Personal information
- Full name: Talfryn Evans
- Born: 10 June 1914 Llanelli, Carmarthenshire, Wales
- Died: 31 March 1944 (aged 29) Llanelli, Carmarthenshire, Wales
- Batting: Left-handed
- Bowling: Slow left-arm orthodox

Domestic team information
- 1934: Glamorgan

Career statistics
| Competition | First-class |
| Matches | 1 |
| Runs scored | 0 |
| Batting average | 0.00 |
| 100s/50s | –/– |
| Top score | 0* |
| Balls bowled | 32 |
| Wickets | – |
| Bowling average | – |
| 5 wickets in innings | – |
| 10 wickets in match | – |
| Best bowling | – |
| Catches/stumpings | –/– |
- Source: Cricinfo, 6 August 2012

= Talfryn Evans =

Welsh cricketer

Talfryn Evans (10 June 1914 - 31 March 1944) was a Welsh cricketer. He was a left-handed batsman and left-arm slow bowler who played for Glamorgan. He was born and died at Llanelli, Carmarthenshire.

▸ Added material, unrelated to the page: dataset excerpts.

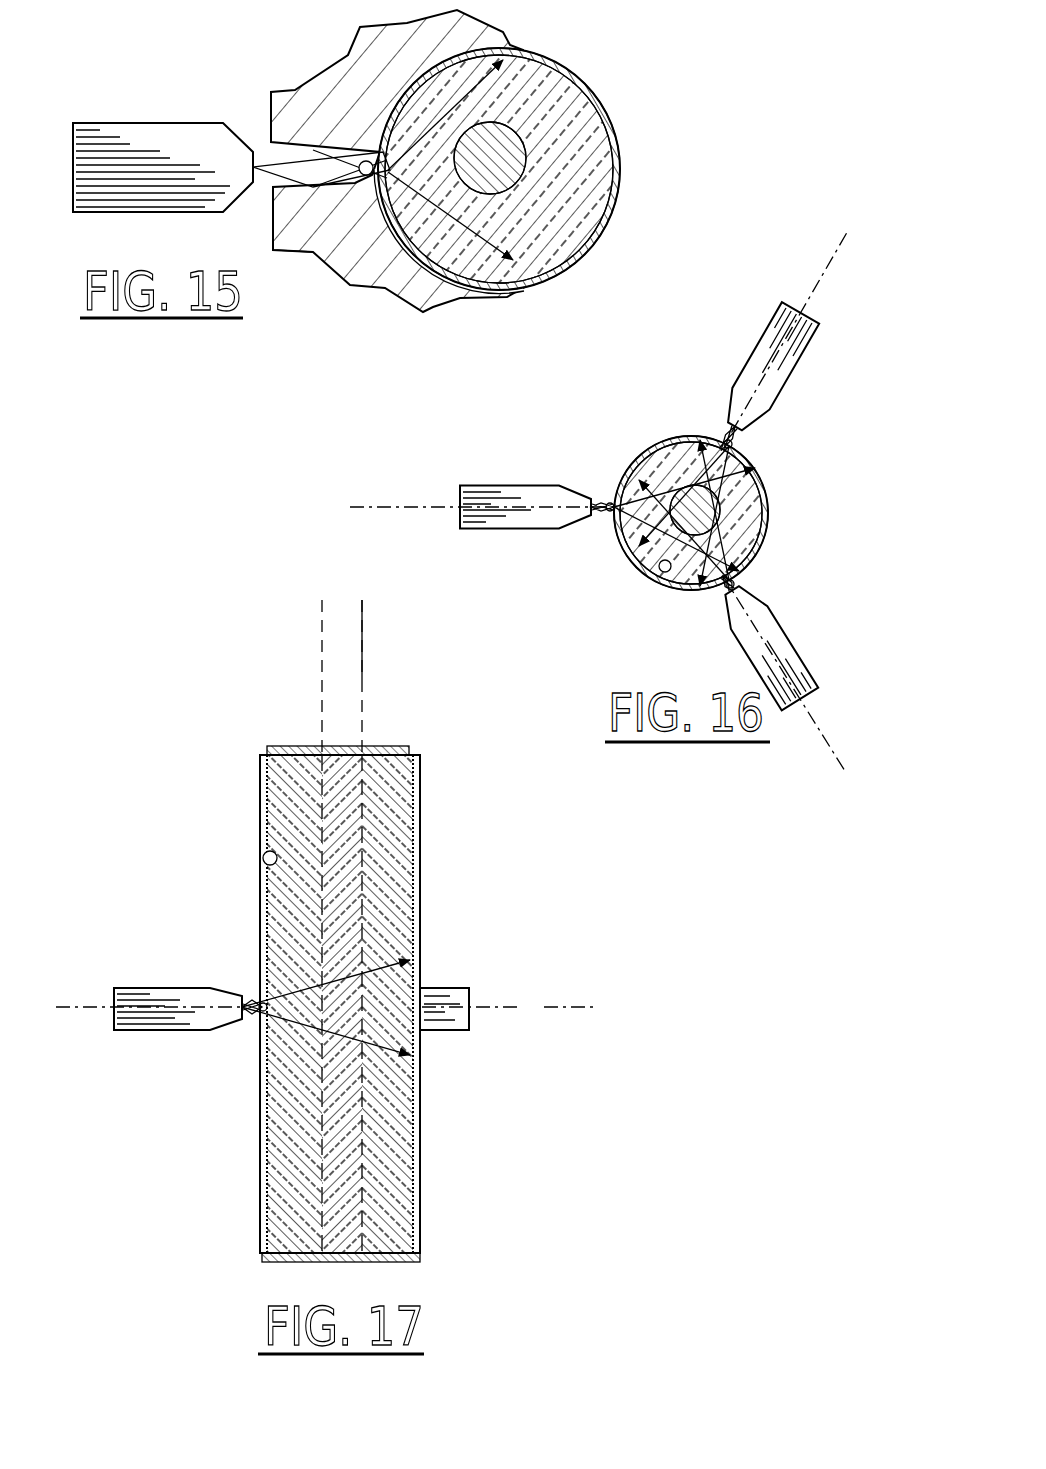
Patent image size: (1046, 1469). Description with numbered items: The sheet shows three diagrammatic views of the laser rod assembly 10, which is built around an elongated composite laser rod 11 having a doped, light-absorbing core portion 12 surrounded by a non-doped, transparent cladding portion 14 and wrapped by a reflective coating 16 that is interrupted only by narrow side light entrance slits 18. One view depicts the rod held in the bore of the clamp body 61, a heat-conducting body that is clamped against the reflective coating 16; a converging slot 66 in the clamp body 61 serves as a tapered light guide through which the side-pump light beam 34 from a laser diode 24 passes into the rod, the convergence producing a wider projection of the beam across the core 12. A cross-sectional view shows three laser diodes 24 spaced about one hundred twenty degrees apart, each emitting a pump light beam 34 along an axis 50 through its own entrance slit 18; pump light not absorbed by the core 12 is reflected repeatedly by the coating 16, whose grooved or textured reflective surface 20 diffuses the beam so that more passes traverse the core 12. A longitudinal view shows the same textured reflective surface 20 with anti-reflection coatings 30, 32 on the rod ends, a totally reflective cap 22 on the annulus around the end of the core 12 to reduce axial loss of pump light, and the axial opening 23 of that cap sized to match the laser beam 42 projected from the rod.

In FIG. 16, the laser rod assembly 10 is at (713, 489).
In FIG. 17, the laser rod assembly 10 is at (343, 947).
In FIG. 15, the composite laser rod 11 is at (527, 169).
In FIG. 16, the composite laser rod 11 is at (713, 506).
In FIG. 17, the composite laser rod 11 is at (343, 947).
In FIG. 15, the core portion 12 is at (527, 158).
In FIG. 16, the core portion 12 is at (722, 508).
In FIG. 17, the core portion 12 is at (362, 800).
In FIG. 15, the cladding portion 14 is at (612, 152).
In FIG. 16, the cladding portion 14 is at (760, 500).
In FIG. 17, the cladding portion 14 is at (412, 848).
In FIG. 15, the reflective coating 16 is at (618, 190).
In FIG. 16, the reflective coating 16 is at (765, 480).
In FIG. 17, the reflective coating 16 is at (420, 912).
In FIG. 15, the side light entrance slits 18 is at (363, 176).
In FIG. 16, the side light entrance slits 18 is at (722, 448).
In FIG. 17, the side light entrance slits 18 is at (262, 898).
In FIG. 16, the textured or grooved reflective surface 20 is at (660, 565).
In FIG. 17, the textured or grooved reflective surface 20 is at (262, 850).
In FIG. 17, the totally reflective cap 22 is at (320, 745).
In FIG. 17, the axial opening 23 is at (356, 747).
In FIG. 15, the laser diode 24 is at (160, 123).
In FIG. 16, the laser diode 24 is at (530, 486).
In FIG. 17, the laser diode 24 is at (168, 988).
In FIG. 17, the anti-reflection coating 30 is at (402, 748).
In FIG. 17, the anti-reflection coating 32 is at (400, 1262).
In FIG. 15, the side-pump light beam 34 is at (262, 160).
In FIG. 16, the side-pump light beam 34 is at (600, 503).
In FIG. 17, the side-pump light beam 34 is at (250, 1000).
In FIG. 17, the laser beam 42 is at (362, 675).
In FIG. 16, the axis of the pump light beam 50 is at (437, 504).
In FIG. 17, the axis of the pump light beam 50 is at (97, 1003).
In FIG. 15, the clamp body 61 is at (323, 68).
In FIG. 15, the converging slot 66 is at (273, 192).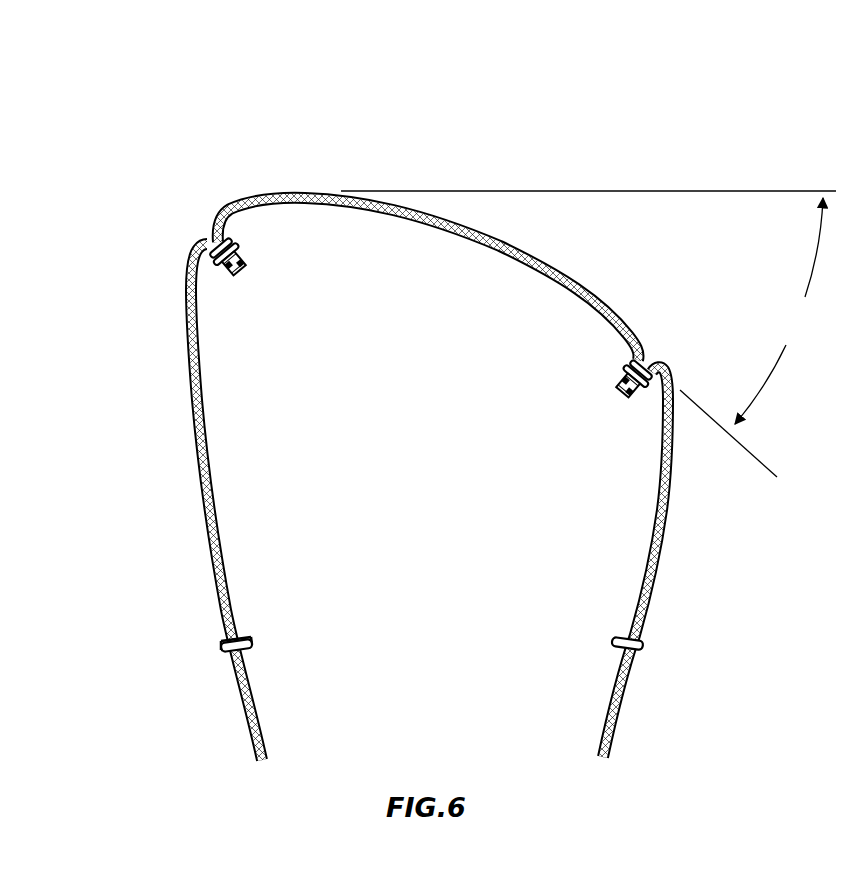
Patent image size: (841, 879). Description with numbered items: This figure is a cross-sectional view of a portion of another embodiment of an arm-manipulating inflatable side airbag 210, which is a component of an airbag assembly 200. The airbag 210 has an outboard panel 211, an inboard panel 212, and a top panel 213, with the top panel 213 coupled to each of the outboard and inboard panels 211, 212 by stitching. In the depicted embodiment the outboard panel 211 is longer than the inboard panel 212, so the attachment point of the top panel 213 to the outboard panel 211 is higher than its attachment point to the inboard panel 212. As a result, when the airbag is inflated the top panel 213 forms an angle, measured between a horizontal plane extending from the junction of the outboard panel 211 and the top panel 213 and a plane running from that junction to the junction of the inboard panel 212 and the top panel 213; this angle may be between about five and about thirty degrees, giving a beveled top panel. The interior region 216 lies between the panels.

The airbag assembly 200 is at (540, 97).
The inflatable side airbag 210 is at (481, 133).
The outboard panel 211 is at (206, 489).
The inboard panel 212 is at (655, 560).
The top panel 213 is at (287, 200).
The lens opening 216 is at (405, 472).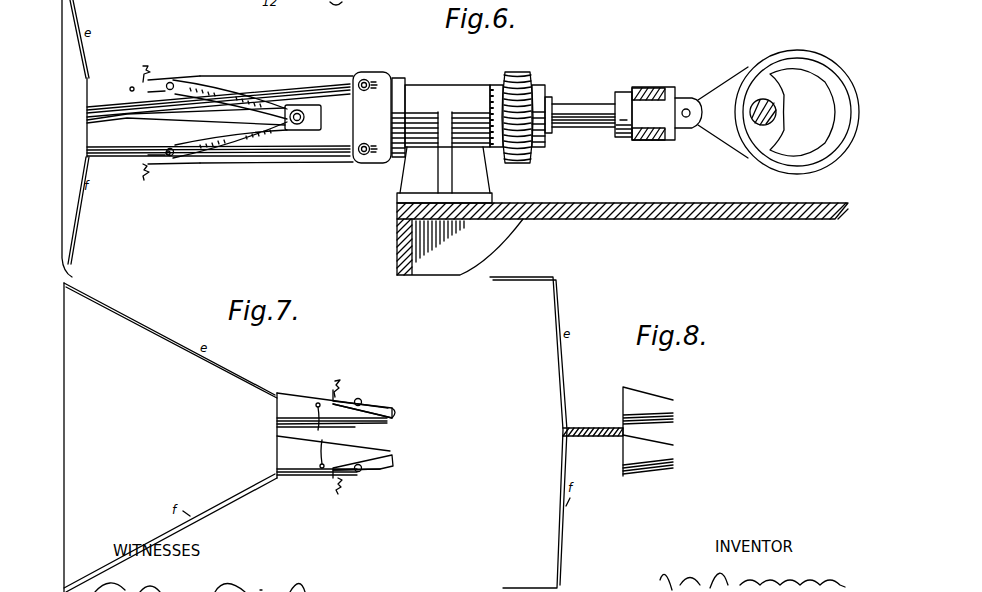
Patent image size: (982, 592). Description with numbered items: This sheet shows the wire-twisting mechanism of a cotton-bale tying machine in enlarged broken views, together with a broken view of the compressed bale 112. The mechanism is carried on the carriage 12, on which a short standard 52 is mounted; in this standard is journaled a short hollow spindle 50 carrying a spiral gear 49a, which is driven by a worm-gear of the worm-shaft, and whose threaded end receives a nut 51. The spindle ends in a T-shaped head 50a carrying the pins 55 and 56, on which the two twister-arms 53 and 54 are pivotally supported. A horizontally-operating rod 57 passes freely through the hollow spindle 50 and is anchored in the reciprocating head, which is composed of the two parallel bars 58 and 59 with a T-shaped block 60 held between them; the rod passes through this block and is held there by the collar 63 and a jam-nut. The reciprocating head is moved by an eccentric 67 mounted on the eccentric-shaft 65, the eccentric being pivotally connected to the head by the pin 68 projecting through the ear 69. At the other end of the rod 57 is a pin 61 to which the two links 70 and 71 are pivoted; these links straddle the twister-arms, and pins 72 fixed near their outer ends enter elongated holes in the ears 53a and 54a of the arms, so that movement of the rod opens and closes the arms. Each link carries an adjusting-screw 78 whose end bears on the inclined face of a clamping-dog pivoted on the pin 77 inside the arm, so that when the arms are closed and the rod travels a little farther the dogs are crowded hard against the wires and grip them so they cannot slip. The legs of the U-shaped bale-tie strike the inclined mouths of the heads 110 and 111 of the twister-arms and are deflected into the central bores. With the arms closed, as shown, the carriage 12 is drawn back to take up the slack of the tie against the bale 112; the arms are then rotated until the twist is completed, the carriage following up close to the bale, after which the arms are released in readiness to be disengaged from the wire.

In FIG. 6, the carriage 12 is at (616, 203).
In FIG. 6, the spiral gear 49a is at (518, 72).
In FIG. 6, the hollow spindle 50 is at (556, 102).
In FIG. 6, the T-shaped head 50a is at (372, 117).
In FIG. 6, the nut 51 is at (540, 86).
In FIG. 6, the short standard 52 is at (442, 85).
In FIG. 6, the twister-arm 53 is at (298, 84).
In FIG. 7, the twister-arm 53 is at (394, 410).
In FIG. 6, the ear of twister-arm 53a is at (181, 73).
In FIG. 6, the twister-arm 54 is at (276, 164).
In FIG. 7, the twister-arm 54 is at (395, 458).
In FIG. 6, the ear of twister-arm 54a is at (176, 160).
In FIG. 6, the pin 55 is at (365, 79).
In FIG. 6, the pin 56 is at (364, 156).
In FIG. 6, the horizontally-operating rod 57 is at (332, 122).
In FIG. 6, the parallel bar 58 is at (647, 88).
In FIG. 6, the parallel bar 59 is at (640, 146).
In FIG. 6, the T-shaped block 60 is at (653, 113).
In FIG. 6, the pin 61 is at (300, 124).
In FIG. 6, the collar 63 is at (622, 92).
In FIG. 6, the eccentric-shaft 65 is at (777, 108).
In FIG. 6, the eccentric 67 is at (797, 112).
In FIG. 6, the pin 68 is at (687, 108).
In FIG. 6, the ear 69 is at (711, 112).
In FIG. 6, the link 70 is at (226, 104).
In FIG. 7, the link 70 is at (378, 421).
In FIG. 6, the link 71 is at (226, 131).
In FIG. 7, the link 71 is at (386, 470).
In FIG. 6, the pin 72 is at (171, 82).
In FIG. 7, the pin 72 is at (361, 399).
In FIG. 6, the pin 77 is at (131, 86).
In FIG. 7, the pin 77 is at (320, 435).
In FIG. 6, the adjusting-screw 78 is at (146, 122).
In FIG. 7, the adjusting-screw 78 is at (349, 441).
In FIG. 6, the head of twister-arm 110 is at (218, 102).
In FIG. 7, the head of twister-arm 110 is at (332, 410).
In FIG. 8, the head of twister-arm 110 is at (648, 431).
In FIG. 6, the head of twister-arm 111 is at (218, 143).
In FIG. 7, the head of twister-arm 111 is at (333, 455).
In FIG. 8, the head of twister-arm 111 is at (648, 454).
In FIG. 6, the bale 112 is at (74, 11).
In FIG. 7, the bale 112 is at (66, 427).
In FIG. 8, the bale 112 is at (528, 432).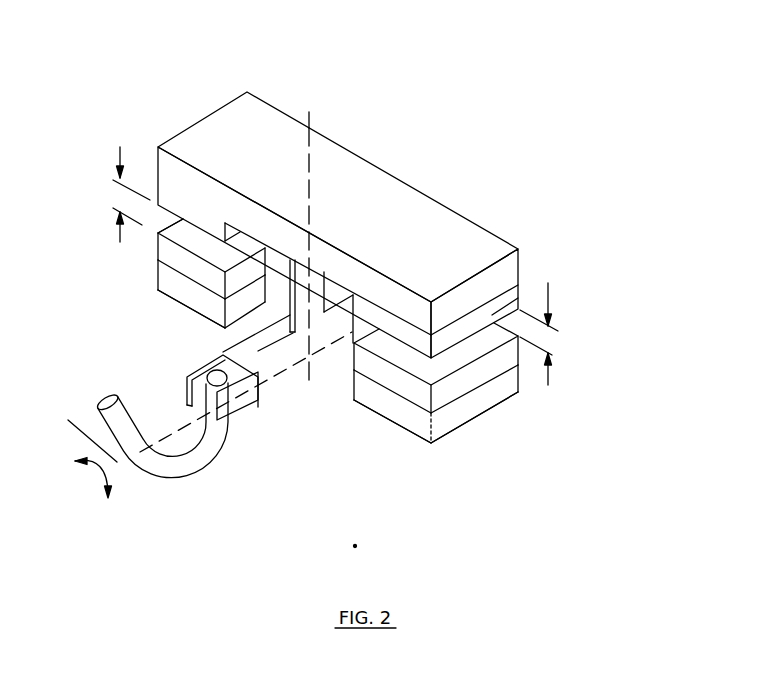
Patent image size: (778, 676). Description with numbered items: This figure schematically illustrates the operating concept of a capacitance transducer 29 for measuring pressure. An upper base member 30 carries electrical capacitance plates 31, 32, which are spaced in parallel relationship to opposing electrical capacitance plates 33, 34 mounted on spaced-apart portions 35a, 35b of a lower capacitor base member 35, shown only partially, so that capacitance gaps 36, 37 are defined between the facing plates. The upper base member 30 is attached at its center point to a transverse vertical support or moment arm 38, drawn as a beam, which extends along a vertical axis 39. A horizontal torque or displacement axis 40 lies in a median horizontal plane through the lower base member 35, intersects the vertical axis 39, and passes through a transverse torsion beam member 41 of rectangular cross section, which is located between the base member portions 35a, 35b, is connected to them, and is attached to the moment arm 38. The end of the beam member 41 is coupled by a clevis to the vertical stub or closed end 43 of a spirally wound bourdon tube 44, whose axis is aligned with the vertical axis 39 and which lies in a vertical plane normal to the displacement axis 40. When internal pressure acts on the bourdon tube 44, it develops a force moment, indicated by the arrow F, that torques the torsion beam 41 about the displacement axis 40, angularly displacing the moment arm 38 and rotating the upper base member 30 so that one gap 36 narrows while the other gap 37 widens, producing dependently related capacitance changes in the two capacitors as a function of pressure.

The capacitance transducer 29 is at (540, 250).
The upper base member 30 is at (368, 213).
The electrical capacitance plate 31 is at (172, 207).
The electrical capacitance plate 32 is at (522, 293).
The electrical capacitance plate 33 is at (172, 255).
The electrical capacitance plate 34 is at (407, 385).
The lower capacitor base member 35 is at (197, 300).
The base member portion 35a is at (173, 283).
The base member portion 35b is at (423, 445).
The capacitance gap 36 is at (188, 230).
The capacitance gap 37 is at (390, 350).
The vertical support or moment arm 38 is at (290, 295).
The vertical axis 39 is at (308, 117).
The horizontal torque or displacement axis 40 is at (81, 468).
The torsion beam member 41 is at (235, 402).
The closed end 43 is at (218, 437).
The spirally wound bourdon tube 44 is at (170, 468).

Evans, a left-arm spin bowler who, due to a bout of rheumatic fever he suffered as a child, was unable to fully use his right arm, and thus worked on left-arm spin bowling. Having played club cricket for Llanelli, he made just a single first-class appearance, during the 1934 season, against Kent, though he appeared regularly for the Second XI.

Evans died at the age of just 29 years old.